Ancient Israel was located in the southern half of the Jabal an Nusayriyah again on its westward slope. The Half-Gilead settlement was however, on the island Tachompso located in the Al Ghab depression.
This then is the theoretical picture. The region may well stretch out; the real picture may encompass more territory. A detailed on-the-ground archaeological study alone will iron out the minor kinks in this picture.
If the region indeed stretches out, then it may well extend all the way to Hama in Syria. Then perhaps the Homs Basin was the Plain of Canaan-Ethiopia and the large inland reservoir located in this region, the Qattina Lake, where previously a large lake existed in antiquity, was perhaps the Sea of the Plain.
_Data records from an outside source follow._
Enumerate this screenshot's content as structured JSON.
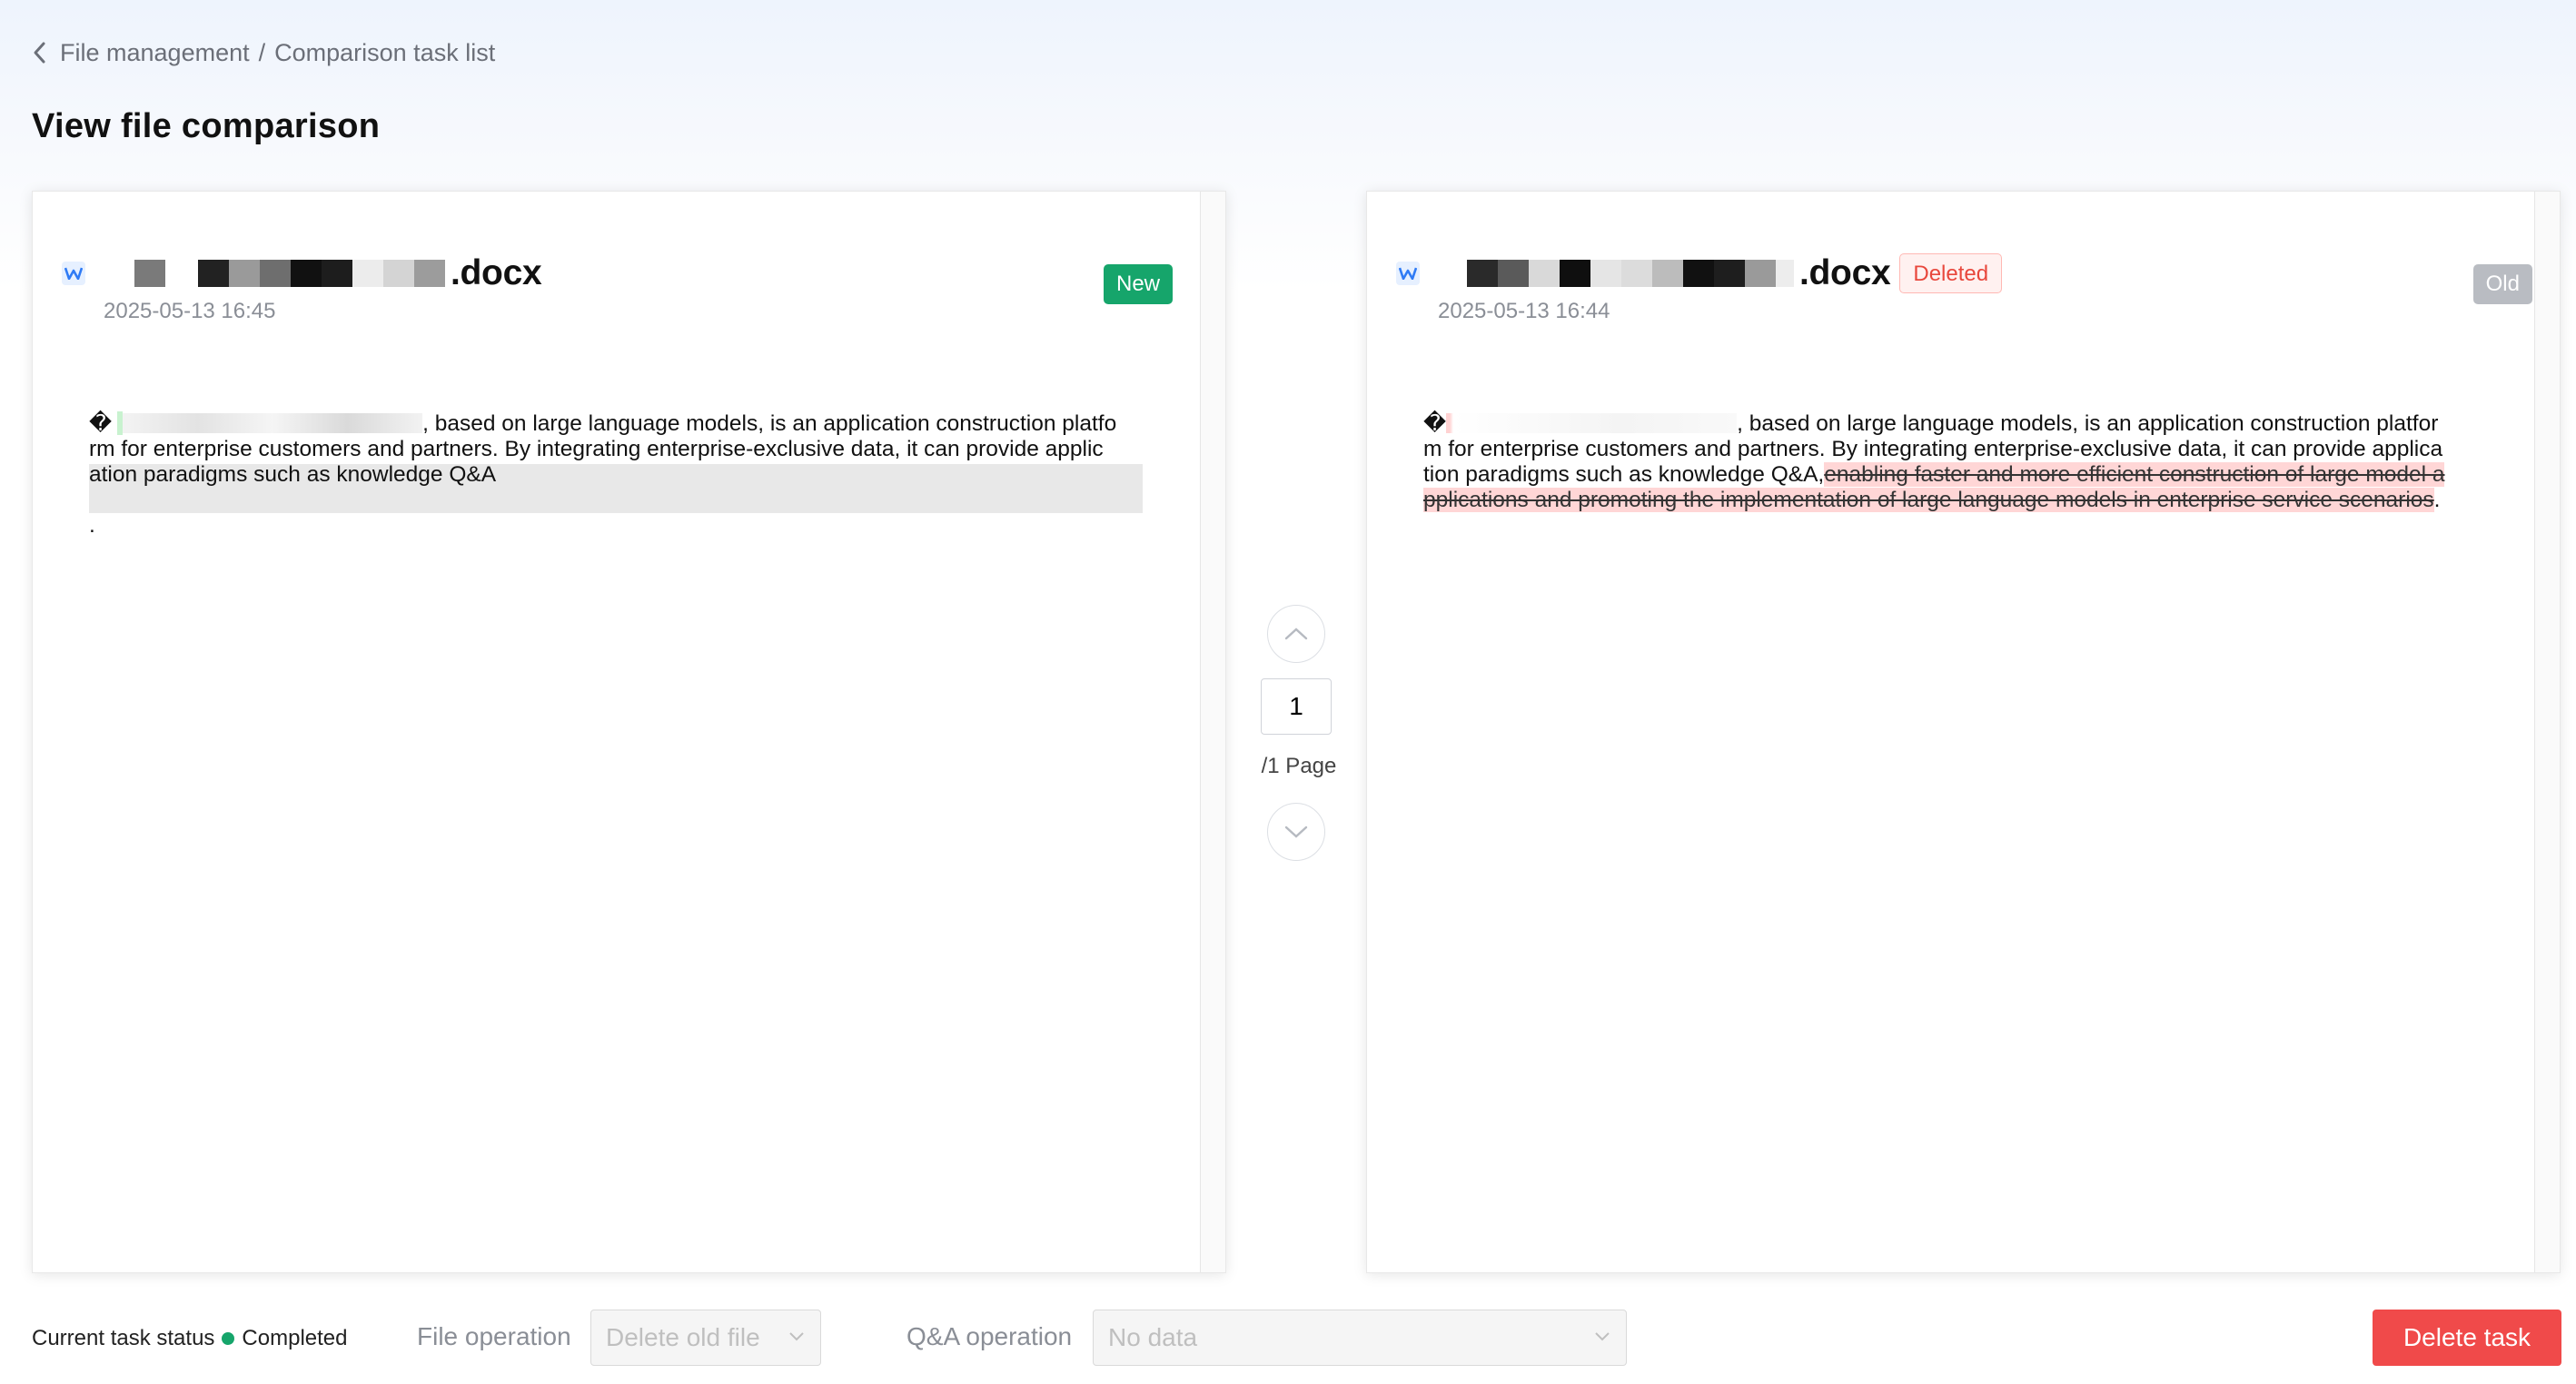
{
  "breadcrumb": {
    "back_icon": "chevron-left-icon",
    "items": [
      "File management",
      "Comparison task list"
    ],
    "separator": "/"
  },
  "page_title": "View file comparison",
  "left_panel": {
    "file_name_suffix": ".docx",
    "file_icon": "word-icon",
    "date": "2025-05-13 16:45",
    "tag": "New",
    "tag_color": "#16a56b",
    "content": {
      "glyph": "�",
      "line1": ", based on large language models, is an application construction platfo",
      "line2": "rm for enterprise customers and partners. By integrating enterprise-exclusive data, it can provide applic",
      "line3": "ation paradigms such as knowledge Q&A",
      "line4": "."
    }
  },
  "right_panel": {
    "file_name_suffix": ".docx",
    "file_icon": "word-icon",
    "date": "2025-05-13 16:44",
    "status_tag": "Deleted",
    "tag": "Old",
    "content": {
      "glyph": "�",
      "line1": ", based on large language models, is an application construction platfor",
      "line2": "m for enterprise customers and partners. By integrating enterprise-exclusive data, it can provide applica",
      "line3": "tion paradigms such as knowledge Q&A,",
      "deleted_part1": "enabling faster and more efficient construction of large model a",
      "deleted_part2": "pplications and promoting the implementation of large language models in enterprise service scenarios",
      "line4_end": "."
    }
  },
  "pager": {
    "current_page": "1",
    "total_label": "/1 Page"
  },
  "bottom_bar": {
    "status_label": "Current task status",
    "status_value": "Completed",
    "status_color": "#16a56b",
    "file_operation_label": "File operation",
    "file_operation_value": "Delete old file",
    "qa_operation_label": "Q&A operation",
    "qa_operation_value": "No data",
    "delete_button": "Delete task",
    "delete_color": "#f04a4a"
  }
}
In this scenario, Qatna, which occupies a half-mile square region and is one of the biggest Bronze Age ruin in western Syria and lies between Hama and Homs; would make a perfect Meroe. The two tributaries of the Orontes, one of which is called the Wadi il-Aswad, which are present in this region, may well be Astapus and Astaboras. The fact that Meroe was situated on the edge of a plateau (the limestone-plateau of the Syrian Desert) mentioned by Strabo, is borne out by this setting. The kingdom of Israel will continue to remain in the Jabal an Nusayriyah Mountains in this alternative setting as well.
Slideshow: Ruins of the real Jerusalem Acropolis located in modern-day Syria
According to my hypothesis, ancient Egypt was in modern-day Turkey and Syria. Egypt extended along the River Orontes (the Nile in my scenario), occupying say about five miles on either side of the river.
Key regions of ancient Egypt were in the following regions:
The Tongue of the Egyptian Sea was located in the wide corridor between Samandagi on the coast and Antakya in the interior.
The islands of the sea, such as Tyre, Pharos-Alexandria-Antioch, were also in the Samandagi-Antakya corridor. These islands ceased to be islands at a later date and this transformation too is recorded in ancient world histories.
Mt Casius, Lake Serbonis, the Gerrha or saltpan regions were all also located in the Samandagi-Antakya corridor.
Delta Region or Lower Egypt was in the triangular Amik Ovasi depression (Amug Valley) in Turkey’s Hatay district. There are literally hundreds of Tells or ruin-mounds (more than 300 sites have been identified) in this region that will undoubtedly testify this fact.
Upper Egypt was in a valley between the Jabal an Nusayriyah Mountains and Jabel El Wastani.
The Reed Sea (Red Sea) was a vast marshy sea and was situated in the Al Ghab basin, which, before it was drained and reclaimed by the Syrian government, did present itself as such until very recently. It no longer exists of course. Watermarks are evident though, halfway up the mountains in this region, and can still be seen. The Gulf of Arabia was a long narrow gulf of this sea that lay east of the Jabel El Wastani Mountain.
As mentioned before, magnificent ruins lie scattered all across this above-identified region. Many of them and especially the ones loosely classified as ‘Phoenician and or Roman’ are probably Egyptian. Ruins on the eastern side of the Al Ghab are probably Arabian.
Incidentally, modern-day scholars, as a token gesture, do include the East Mediterranean coastal belt all the way up to modern-day Syria, as extended territories of ancient Egypt. They have done this primarily to include pockets of evidence in this region, such as the battlefields of the Kadesh-on-the-Orontes skirmish in modern-day Syria, and possibly, to satisfy textual evidence, especially biblical, wherein it is stated that the Exodus trail (Sinai regions) and even Canaan was once Egyptian territory.
This then is where and how I would place ancient Egypt in my brand-new reconstruction. It is a theoretical picture and may require fine-tuning with detailed on-the-ground exploration and study, which I will be undertaking shortly.
Diagram above: Egypt and Canaan-Ethiopia. The concurrently derived geographical map of Egypt and Canaan-Ethiopia. It is seen here to fit well on a modern-day topographical map of the Near Eastern arena (Turkey-Syria region). Egypt was primarily in the Amik Ovasi depression in the Hatay district in modern-day Turkey whereas Canaan-Ethiopia was in the Al Ghab depression located to its south in modern-day Syria.